Photo by Arvind Yadav/Hindustan Times via Getty Images
Representative image. From April 2017 onwards, political parties can accept cash donations only up to ₹2,000

Budget transparency move may make political funding more opaque

The Union Budget proposals on cleansing political funding may be a leap backward as it could result in parties disclosing less funds

Finance Minister Arun Jaitley may have been the first to raise the issue in a budget speech, but his proposed reforms may not really translate into “greater transparency and accountability in political funding, while preventing future generation of black money.” A closer look at the proposals makes one wonder whether it has become more opaque than it’s now with enough leeway still for black money to sneak in.

"It is unfortunate to note that complete transparency in the finances of political parties has still not been adopted in the Budget of 2017-18 and the proposed reforms are inconsequential as the political funding will continue to remain opaque," says Association for Democratic Reforms (ADR) in a press statement.

If the proposals are passed as laws this parliamentary session, then from April 2017 onwards, donations in cash can be made up to ₹2,000 only by any person; payments of anything more can be done only through cheques or digital mode and donors will be able to buy 'electoral bonds' that will be sold through commercial banks under the regulations made by the Reserve Bank of India. How transparent would political funding be if these changes are adopted?

"If the amendments are approved by Parliament, political party funding is likely to become largely opaque in future," says Venkatesh Nayak, who coordinates Access to Information Programme at the Commonwealth Human Rights Initiative.

The fine print

Till now, political parties could receive cash up to ₹20,000 that has now been reduced to ₹2,000. However, there is no suggestion in the Budget to amend Section 29C of The Representation of People Act, 1951 that mandates that only donations of ₹20,000 or above will be required to be reported to the IT Department or to the Election Commission of India. "Political parties will still not have to report details of donations below ₹20,000," says Nayak.

Also, though the digital mode of payment is encouraged, the point is anonymous donations such as sale of coupons and the like have not been curtailed. So, what it all means is that with cash donation limit reduced to ₹2,000, political parties may have to do more paperwork to show cash receipts of being ₹1,999 now instead of ₹19,999.

ADR says the ₹2,000 proposal is flawed as the Budget does not promise scrutiny of income declared by political parties from various sources and the corresponding measures of penalisation without which the reforms will remain incomplete.

Then there is the new announcement issuance of "electoral bonds" that individuals and companies can buy through commercial banks. The bonds supposedly provide anonymity to the donor so that, say, other parties will not know if the bonds are transferred to a particular party's account. This is in contrast to paying a cheque or an electronic transfer of above ₹20,000 directly to parties, which the later will have to mandatorily make it public.

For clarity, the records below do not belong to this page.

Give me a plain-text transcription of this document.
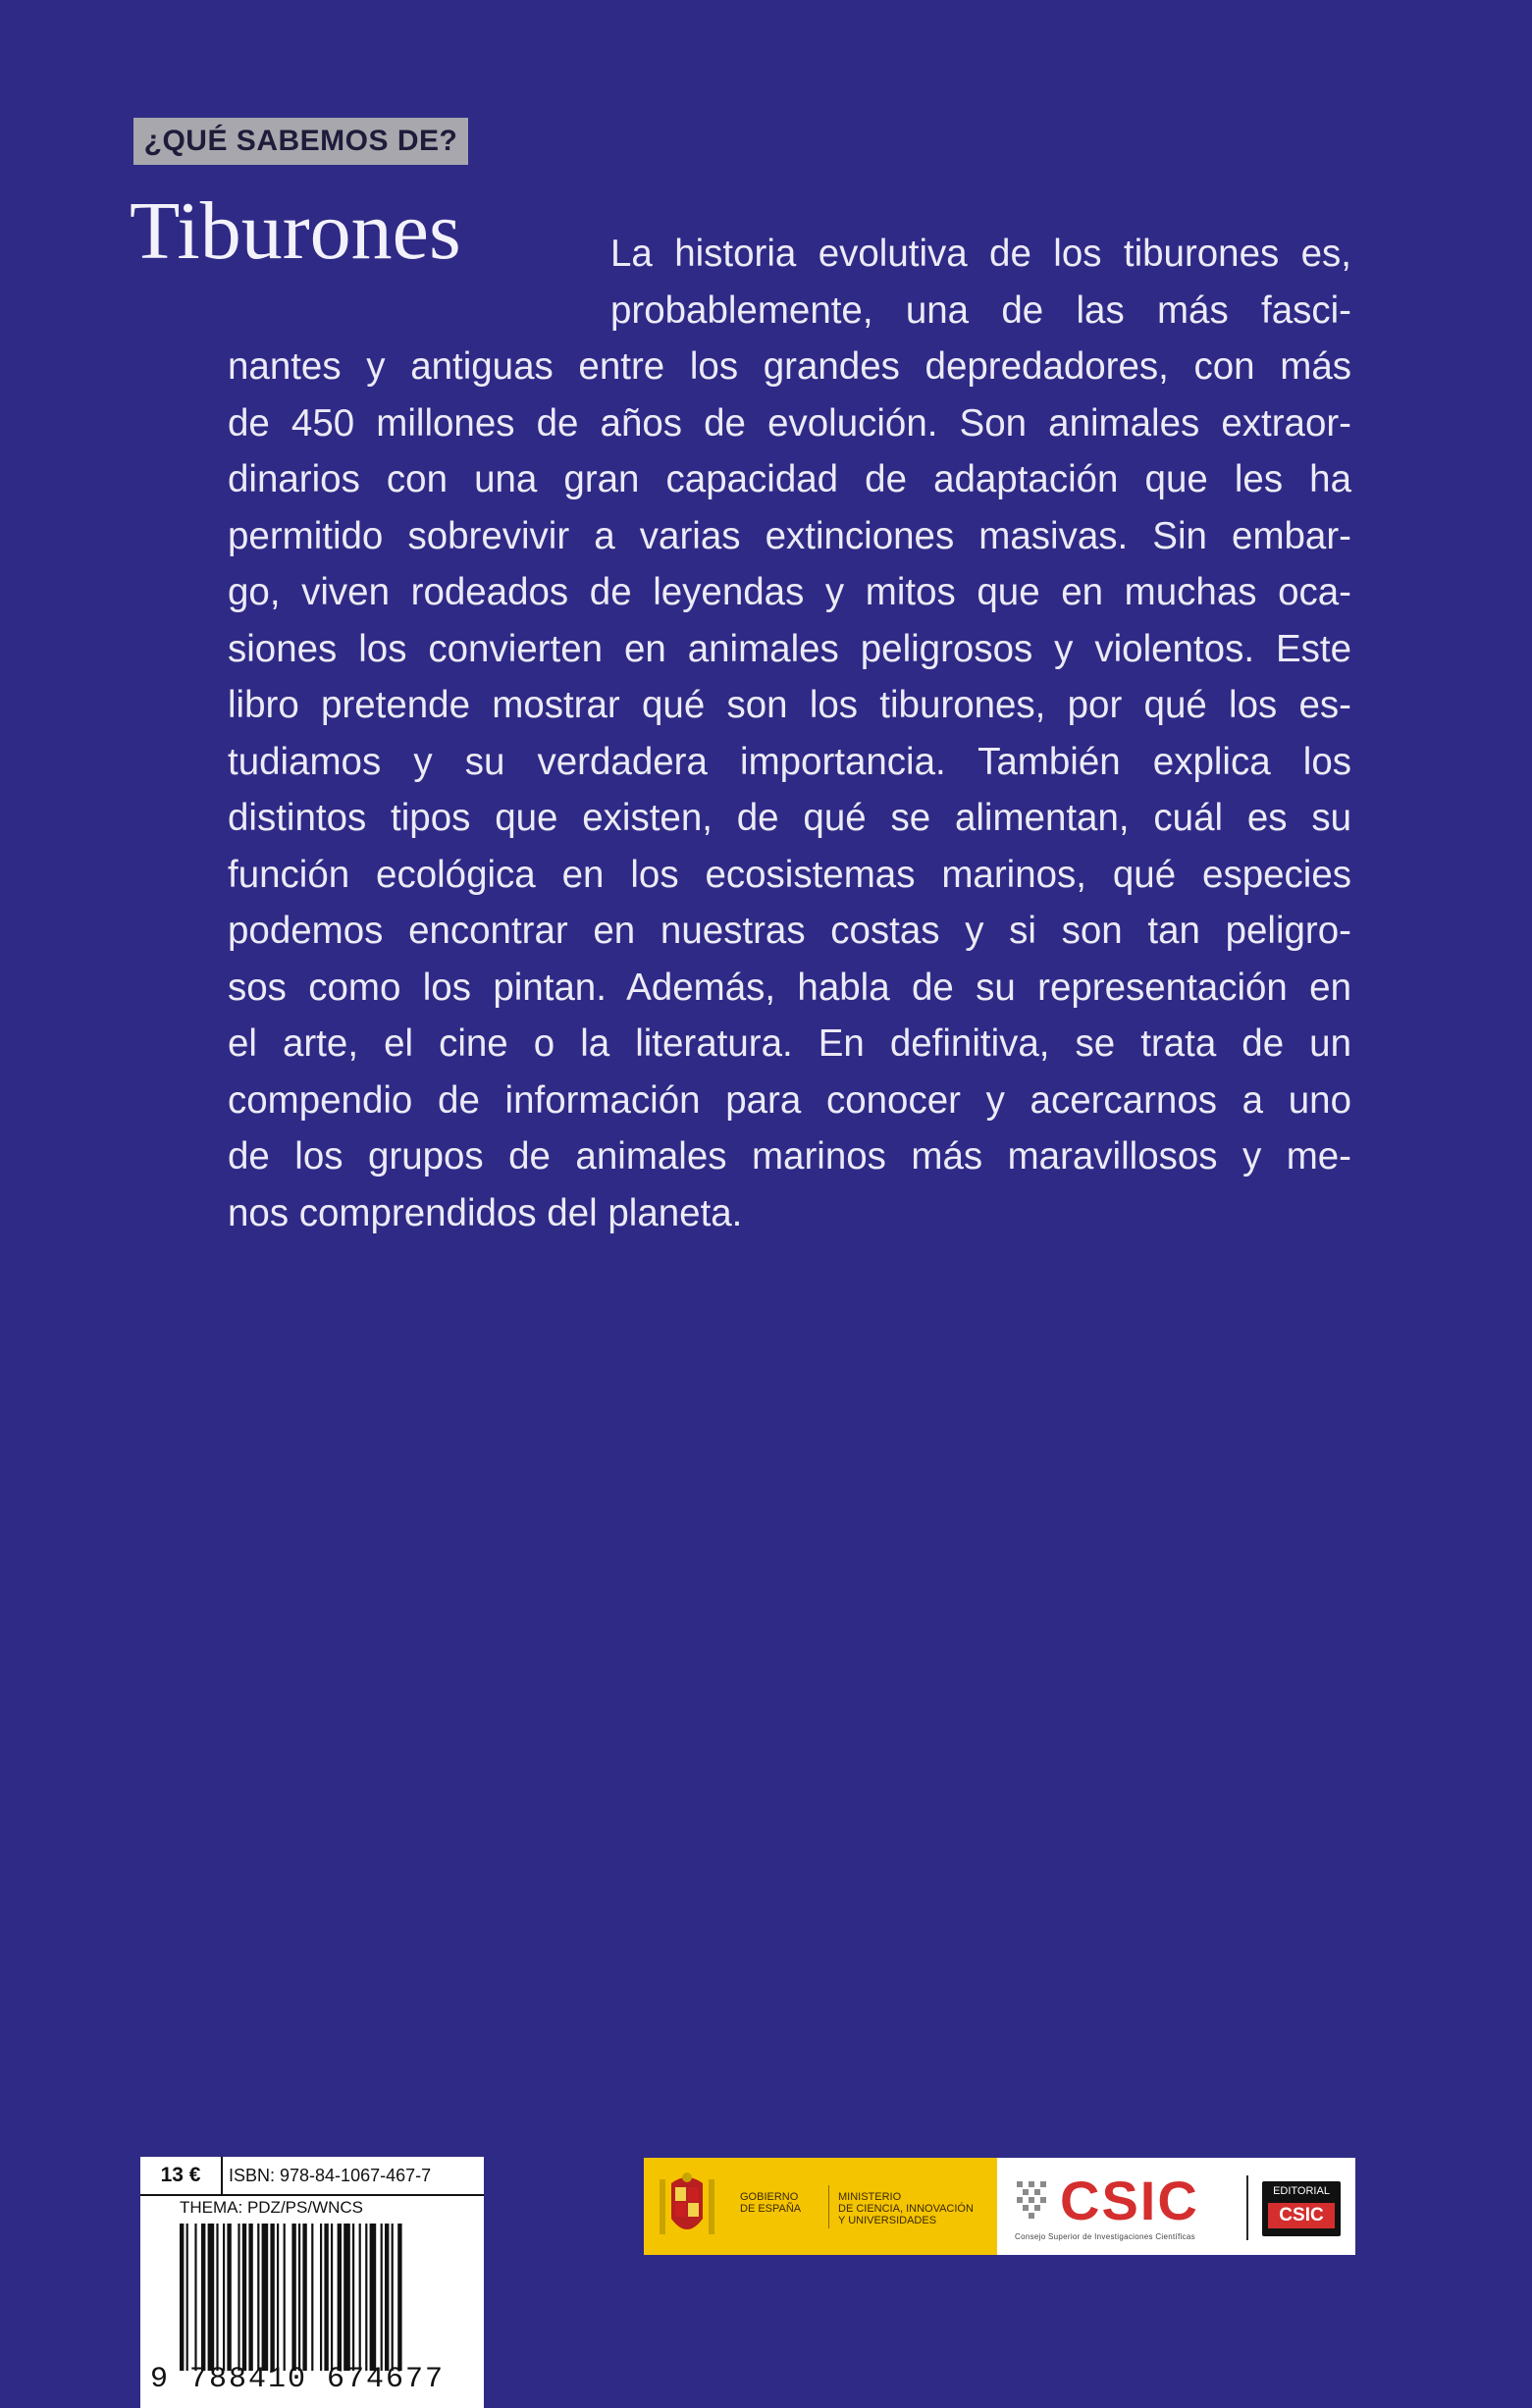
¿QUÉ SABEMOS DE?
Tiburones	La historia evolutiva de los tiburones es,
probablemente, una de las más fasci-
nantes y antiguas entre los grandes depredadores, con más
de 450 millones de años de evolución. Son animales extraor-
dinarios con una gran capacidad de adaptación que les ha
permitido sobrevivir a varias extinciones masivas. Sin embar-
go, viven rodeados de leyendas y mitos que en muchas oca-
siones los convierten en animales peligrosos y violentos. Este
libro pretende mostrar qué son los tiburones, por qué los es-
tudiamos y su verdadera importancia. También explica los
distintos tipos que existen, de qué se alimentan, cuál es su
función ecológica en los ecosistemas marinos, qué especies
podemos encontrar en nuestras costas y si son tan peligro-
sos como los pintan. Además, habla de su representación en
el arte, el cine o la literatura. En definitiva, se trata de un
compendio de información para conocer y acercarnos a uno
de los grupos de animales marinos más maravillosos y me-
nos comprendidos del planeta.
13 €	ISBN: 978-84-1067-467-7
THEMA: PDZ/PS/WNCS
9 788410 674677
GOBIERNO
DE ESPAÑA
MINISTERIO
DE CIENCIA, INNOVACIÓN
Y UNIVERSIDADES	CSIC
Consejo Superior de Investigaciones Científicas
EDITORIAL
CSIC
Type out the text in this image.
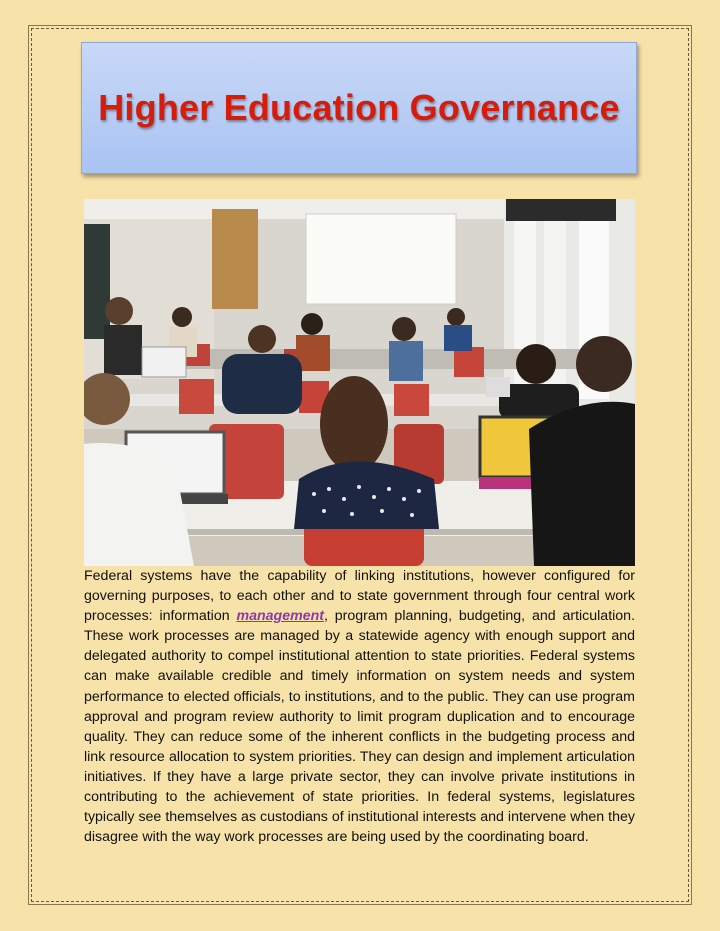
Higher Education Governance
Federal systems have the capability of linking institutions, however configured for governing purposes, to each other and to state government through four central work processes: information management, program planning, budgeting, and articulation. These work processes are managed by a statewide agency with enough support and delegated authority to compel institutional attention to state priorities. Federal systems can make available credible and timely information on system needs and system performance to elected officials, to institutions, and to the public. They can use program approval and program review authority to limit program duplication and to encourage quality. They can reduce some of the inherent conflicts in the budgeting process and link resource allocation to system priorities. They can design and implement articulation initiatives. If they have a large private sector, they can involve private institutions in contributing to the achievement of state priorities. In federal systems, legislatures typically see themselves as custodians of institutional interests and intervene when they disagree with the way work processes are being used by the coordinating board.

"Electoral bonds have the potential to make political party funding largely opaque," says Nayak. The amendments proposed in the Budget to the RP Act, 1951 suggest that political parties "will not be required to disclose the identity" of individuals and companies who make donations through electoral bonds bought from the commercial banks. It doesn't matter if the donation runs into crores!

Political parties thus will then be under no obligation to disclose any donation or contribution that they receive at all, unless it is made electronically or through cheques. "This is not a step forward in political party funding but a leap backward into the era of secrecy ordained by law," says Nayak.

A study by ADR showed that the majority of funding across all political parties was through "unknown sources". The fact is parties can voluntarily declare details of every rupee they receive, and how they spend it. But, that political will is missing.

Besides, all the above arguments could still be based on the assumption that political parties maintain all the donations they receive in their book of accounts. “The Budget assumes that; however, it is believed that really is not the case in reality,” says Prof Trilochan Sastry of IIM Bangalore, who is also the Founder Member of National Election Watch and ADR. “It is important to truly trace the origin of black money,” says Sastry. Somehow it doesn't seem like that puzzle will be solved soon.